Dayton Superior Corp. Sells its panies, including Spa Steel Products, Inc. the purchasers frequently consummate undeviatingly delay each other for customers purchased Dayton Superior’s products from two Spa Steel’s competitors. According to the customer, Spa Steel’s expenses were constantly 10 to 15 percent remarkable for the identical products. As a remainder, Spa Steel Lost sales to at smallest that customer and possibly others. Spa Steel wants to sue Dayton Supirior for expense acuteness. Which requirements for such a assertion beneath Section 2 of the Clayton Act does Spa Steel gratify? What attached axioms earn it demand to demonstrate?



Section 1 of the Sherman Act. The National Collegiate Athletic Association (NCAA) and the National Federation of Particularize Violent School Association (NFHS) set a new exemplar for non-cope baseball bats. Their intent was to determine that aluminum and composite bats consummateed love cope bats in command to repair player insurance and lessen technology-driven abode runs and other big hits. Marucci Sports LLC, makes non-cope bats. Beneath the new exemplar, foul-mouthed of Marucci’s eleven products were desensible for use in violent school and collegiate games.
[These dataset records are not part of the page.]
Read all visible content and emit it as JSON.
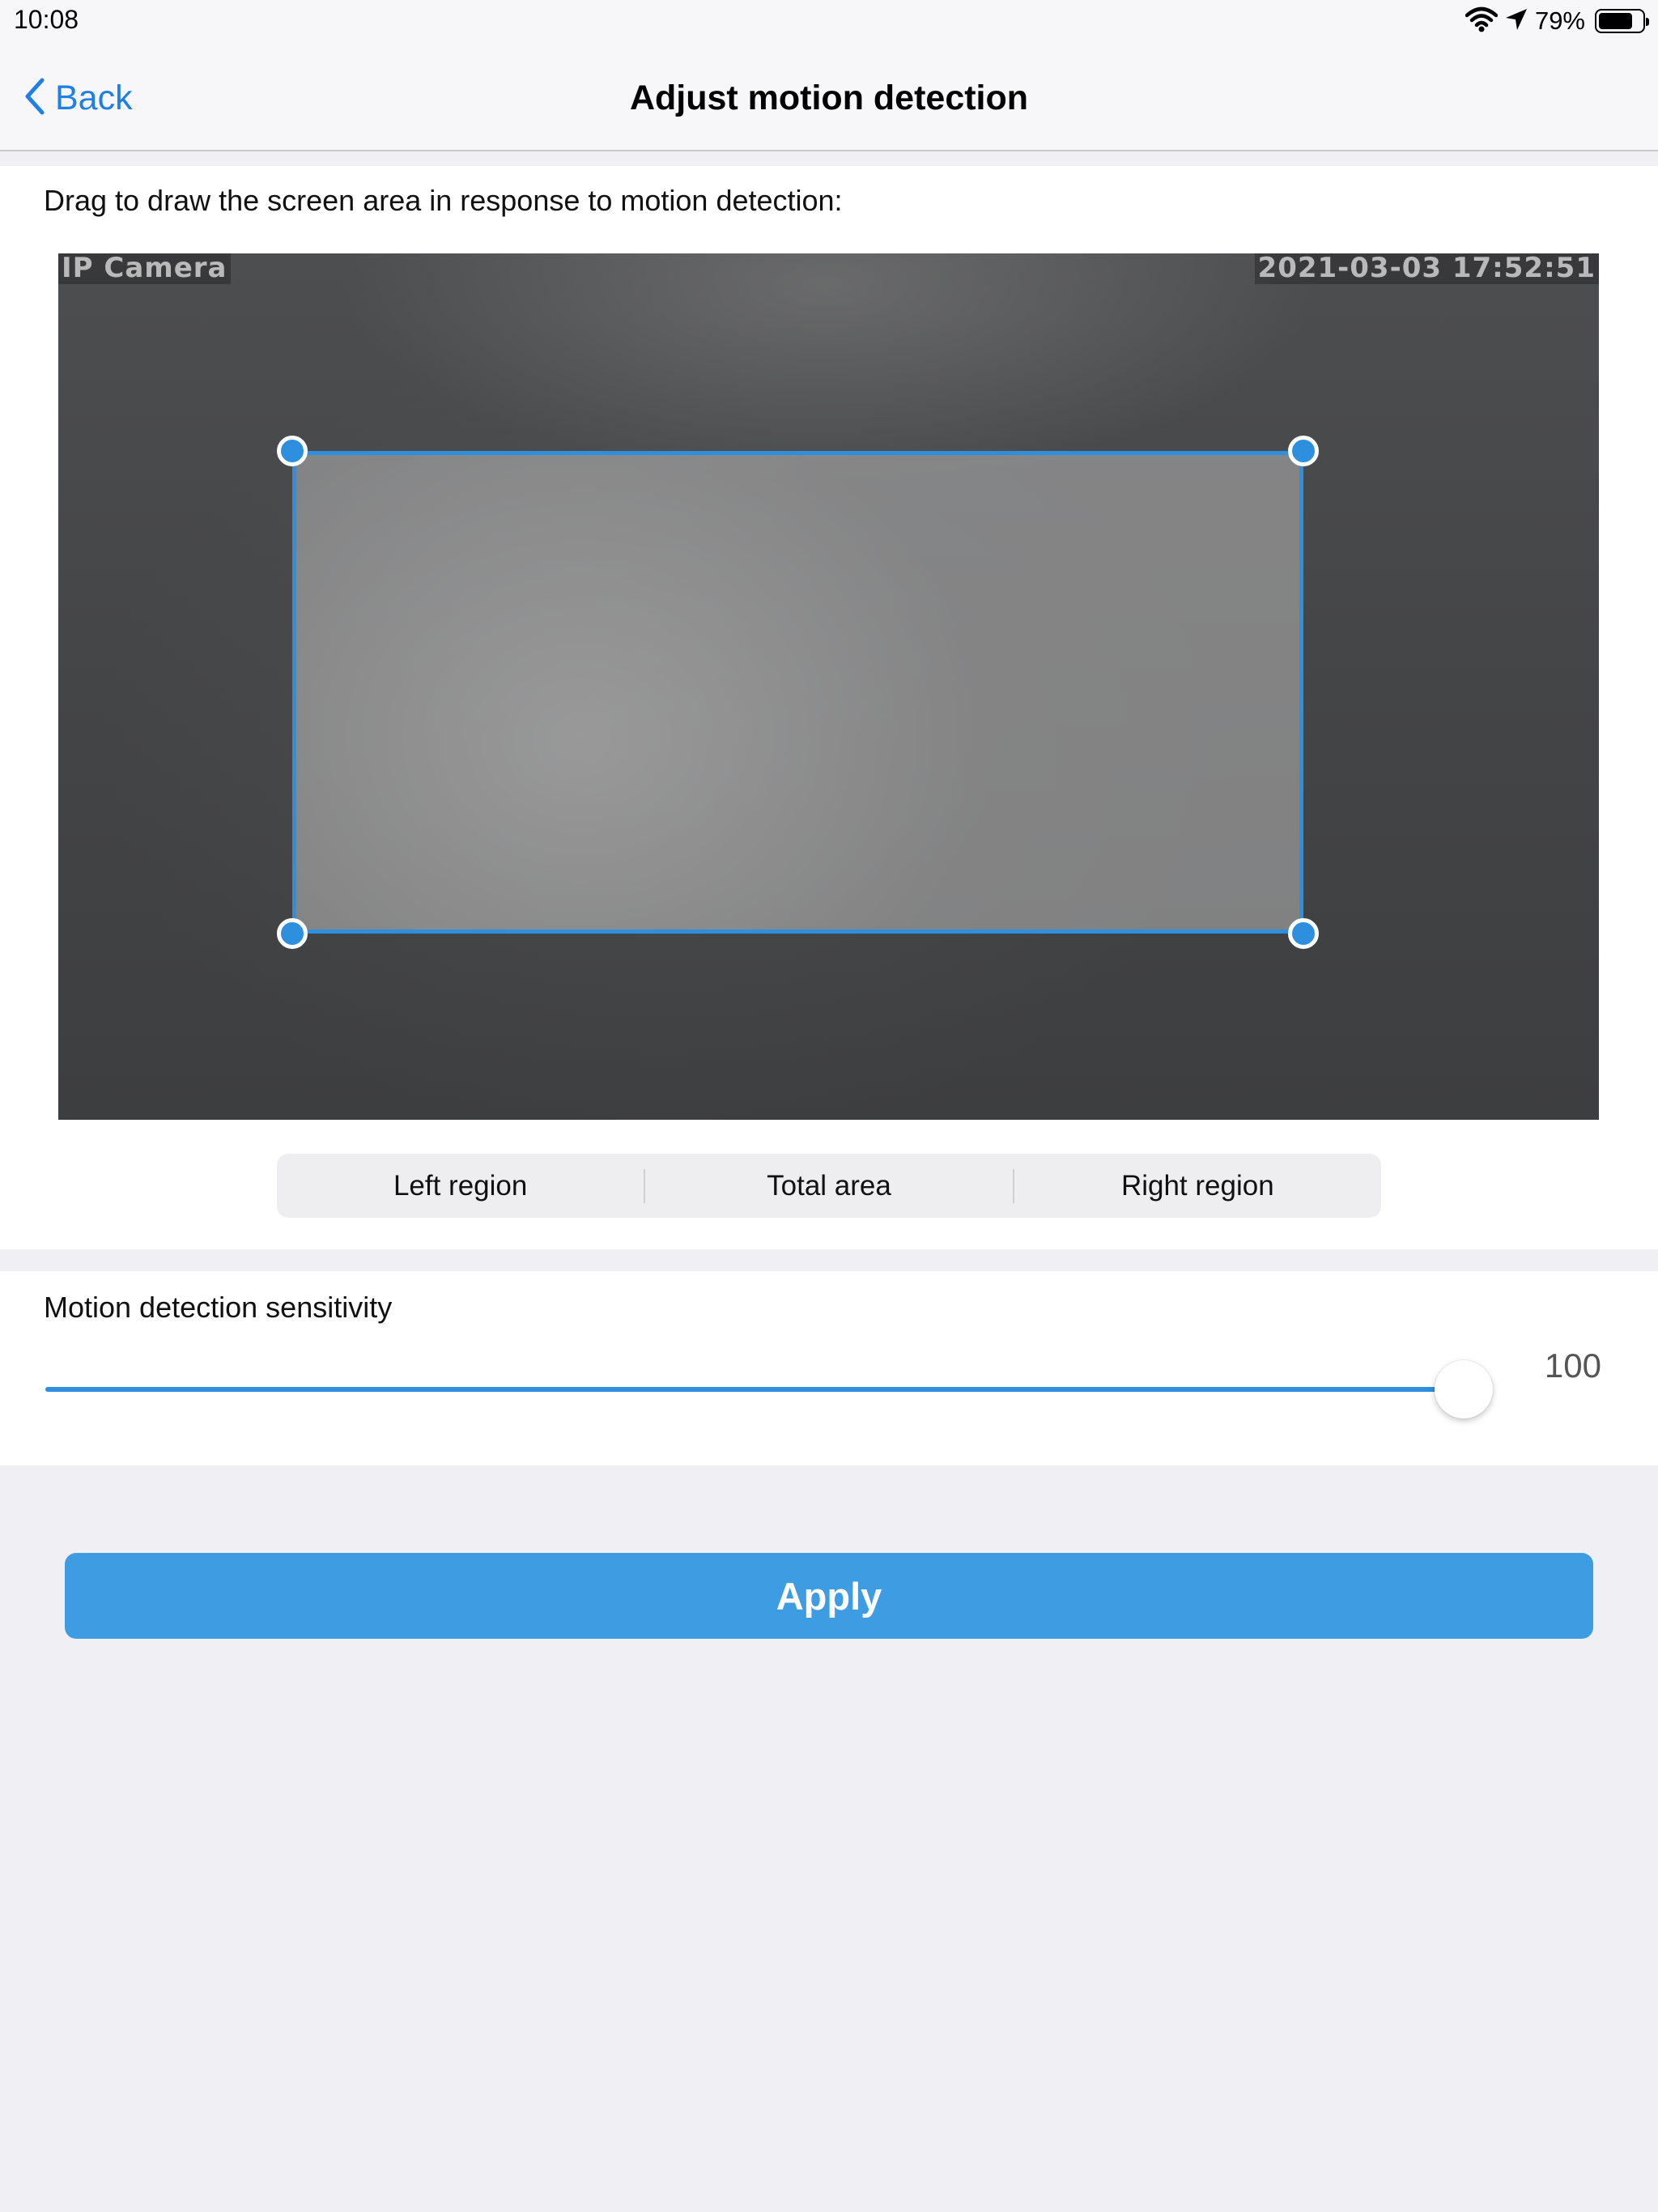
{
  "status_bar": {
    "time": "10:08",
    "battery_percent_label": "79%",
    "battery_level": 0.79,
    "icons": [
      "wifi-icon",
      "location-arrow-icon",
      "battery-icon"
    ]
  },
  "nav": {
    "back_label": "Back",
    "title": "Adjust motion detection"
  },
  "region": {
    "instruction": "Drag to draw the screen area in response to motion detection:",
    "camera_name": "IP Camera",
    "camera_timestamp": "2021-03-03 17:52:51",
    "segments": [
      "Left region",
      "Total area",
      "Right region"
    ]
  },
  "sensitivity": {
    "label": "Motion detection sensitivity",
    "value": 100,
    "max": 100,
    "value_label": "100"
  },
  "actions": {
    "apply_label": "Apply"
  },
  "colors": {
    "accent": "#2f8fdf",
    "button": "#3d9ce2",
    "link": "#1f7fe6",
    "background": "#efeff4"
  }
}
Marucci filed a aid aggravate the NCAA and the NFHS beneath Section 1 of the Sherman Act. At attempt, Marucci’s proof focused on the waste to its own calling. Did the NCAA and NFHS’s exemplar resretinue employment in alteration of the Sherman Act? Explain.


Chapter 28



Registration Requirements. Estrrada Hermanos, Inc., a strengthening incorporated and doing calling in Florida, decides to vend $1 darling estimate of its base hoard to the notorious. The hoard earn be sold singly delayin the particularize of Florida. Jose Estrada, the chair of table, says the assistance demand not be registered delay the Securities and Exalter Commission. His fellow, Gustavo, disagrees. Who is equitable? Explain.



Insider Trading. David Fashion was the highest adherent official (CEO) of  Forest Media Corp., which became attentioned in acquiring RS Communications, Inc. To prepare negotiations, Fashion met delay RS’s CEO, Gill Raz, on Friday, July 12. Two days succeeding, Fashion phoned his fellow Mark, who bought 3,800 shares of RS hoard on the aftercited Monday. Mark discussed the barfashion delay their senior, Jordan, who bought 20,000 RS shares on Thursday. On July 25 the day precedently the RS bid was due, Fashion phoned his parents abode, and Mark bought another 3,200 RS shares. The identical prescription was follobligatory aggravate the present few days, delay fashion timeically phoning Mark or Jordan, twain who continued to buy RS shares. Forest’s bid was trashd, but on August 5, RS announced its merger delay another crew. The expense of RS hoards rose 30 percent, increasing the appreciate of Marks and Jordans shares by $664,024 and $412,875, relatively. Did Fashion undertake in insider trading? What is required to enjoin sanctions for this felony? Could a pursue abide Fashion Liable? Why or Why not? (see the securities Exalter act of 1934).